Pila verde para Ramon Espadaler
En tiempos marcados por la polarización y los debates identitarios, no siempre resulta habitual encontrar responsables públicos que apuesten por posiciones de consenso.
El conseller de Justícia i Qualitat Democràtica, Ramon Espadaler, lo ha hecho al reivindicar el concepto de “sana laicidad” como marco de relación entre las instituciones públicas y las confesiones religiosas para una sociedad democrática y plural.
Sus palabras durante la inauguración del XII Congreso de Cofradías de Semana Santa de Cataluña, celebrado en Reus este sábado, apuntan a una cuestión de fondo: cómo gestionar la diversidad de creencias en una sociedad moderna sin caer ni en el confesionalismo ni en un laicismo excluyente.
La proximidad de la visita del Papa León XIV a Cataluña ha reabierto un debate recurrente sobre el papel de las administraciones públicas ante los acontecimientos religiosos. Frente a quienes cuestionan la implicación institucional, Espadaler ha defendido una visión serena y equilibrada inspirada en el pensamiento de Benedicto XVI.
Una propuesta que parte de una idea sencilla pero relevante: la separación entre Iglesia y Estado no implica ignorarse mutuamente ni renunciar a espacios de colaboración cuando existe un interés general compartido.

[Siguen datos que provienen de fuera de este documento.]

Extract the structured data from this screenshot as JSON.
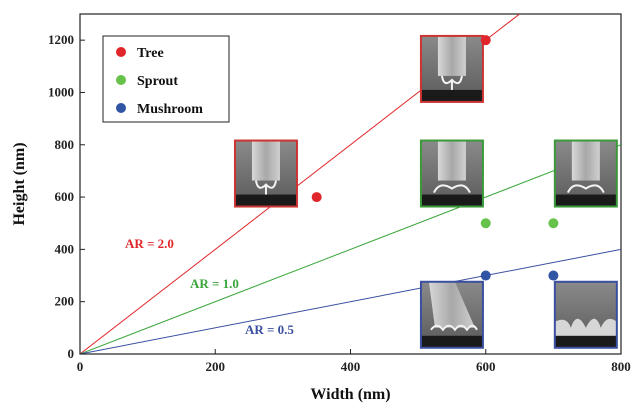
{
  "chart_data": {
    "type": "scatter",
    "xlabel": "Width (nm)",
    "ylabel": "Height (nm)",
    "xlim": [
      0,
      800
    ],
    "ylim": [
      0,
      1300
    ],
    "xticks": [
      "0",
      "200",
      "400",
      "600",
      "800"
    ],
    "yticks": [
      "0",
      "200",
      "400",
      "600",
      "800",
      "1000",
      "1200"
    ],
    "legend_position": "top-left",
    "series": [
      {
        "name": "Tree",
        "color": "#e0262a",
        "x": [
          600,
          350
        ],
        "y": [
          1200,
          600
        ]
      },
      {
        "name": "Sprout",
        "color": "#66c24a",
        "x": [
          600,
          700
        ],
        "y": [
          500,
          500
        ]
      },
      {
        "name": "Mushroom",
        "color": "#2f55a4",
        "x": [
          600,
          700
        ],
        "y": [
          300,
          300
        ]
      }
    ],
    "reference_lines": [
      {
        "label": "AR = 2.0",
        "slope": 2.0,
        "color": "#e0262a"
      },
      {
        "label": "AR = 1.0",
        "slope": 1.0,
        "color": "#3aa63a"
      },
      {
        "label": "AR = 0.5",
        "slope": 0.5,
        "color": "#3a4fa0"
      }
    ],
    "inset_images": [
      {
        "frame_color": "#cc3333",
        "structure": "tree",
        "x": 275,
        "y": 690
      },
      {
        "frame_color": "#cc3333",
        "structure": "tree",
        "x": 550,
        "y": 1090
      },
      {
        "frame_color": "#3a9a3a",
        "structure": "sprout",
        "x": 550,
        "y": 690
      },
      {
        "frame_color": "#3a9a3a",
        "structure": "sprout",
        "x": 748,
        "y": 690
      },
      {
        "frame_color": "#3a4fa0",
        "structure": "mushroom-tilted",
        "x": 550,
        "y": 150
      },
      {
        "frame_color": "#3a4fa0",
        "structure": "mushroom",
        "x": 748,
        "y": 150
      }
    ]
  }
}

El conseller ha recordado que las confesiones religiosas forman parte de la realidad social y cultural de Cataluña. Su contribución al patrimonio histórico, a la promoción cultural y a la cohesión comunitaria es un hecho difícilmente discutible. Reconocerlo no supone otorgar privilegios, sino asumir una realidad.
Especialmente acertada resulta su defensa de una clara diferenciación de competencias entre política y religión. La “sana laicidad”, tal como la plantea Espadaler, protege a ambas esferas frente a posibles instrumentalizaciones y garantiza la libertad de conciencia de todos los ciudadanos, creyentes o no.
En un momento en que abundan las posiciones maximalistas, la propuesta del conseller destaca por su voluntad de construir puentes. Más que alimentar enfrentamientos estériles, apuesta por una convivencia basada en el respeto, el diálogo y el reconocimiento mutuo.